\textbf{Notation.}
We denote the integer set $\{1,2...,b\}$ by $[b]$. Moreover,  $\|\cdot\|$ denotes the $\ell_2$ vector norm, $\|\cdot\|_1$ denotes the $\ell_1$ vector norm, and $S_b=\{a\in\mathbb{R}^{b}:a_{i}\ge0,\ \|a\|_{1}=1\}$ is the probability simplex set.


\begin{figure}
\begin{centering}
\includegraphics[scale=0.16]{fig/tdg.pdf}
\par\end{centering}
\vspace{-0.1cm}
\caption{Illustration of the temporal domain generalization problem where the distribution of the training set of $f_{\th_t}$ mismatches the distribution of its test set $\D_t$ at time $t$.}\label{fig:tgd}
\vspace{-0.2cm}
\end{figure}

\section{Problem and Background}
\paragraph{Temporal Domain Generalization.} Consider an online classification problem with the feature space $\mathcal{X}$ and the label space $\mathcal{Y}$.    

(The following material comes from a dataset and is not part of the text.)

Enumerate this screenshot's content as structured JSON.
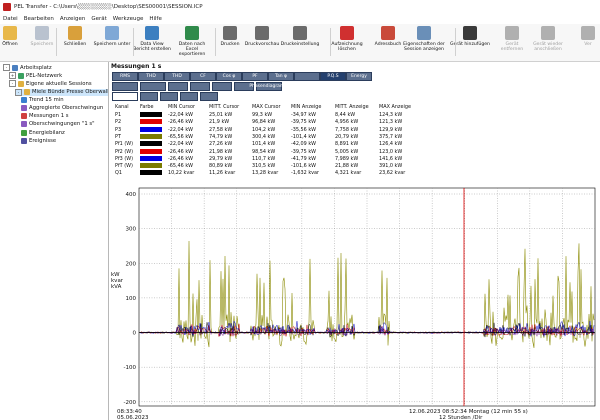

Our goal is to learn an accurate prediction model $f_\th:\mathcal{X} \rightarrow \mathcal{Y}$ parameterized by $\th \in \Theta$ from a stream of datasets $\D_1,\dots,\D_T$ in $T$ consecutive rounds.  
% We consider the situation that the data distribution (i.e., domain) is gradually shifting along time. 
Specifically,  
at round $t$, we choose a model parameter $\th_t \in \Theta$ and deploy our prediction model $f_{\theta_t}$.  
Then we observe the dataset $\D_t$ with $n_t$ labeled examples $\D_t = \{(x_t^{(i)},y_t^{(i)})\}_{i=1}^{n_t}$ drawn from certain data distribution $\P_{t}$, where $x_t^{(i)}$ are the input features and $y_t^{(i)}$ is the associated label.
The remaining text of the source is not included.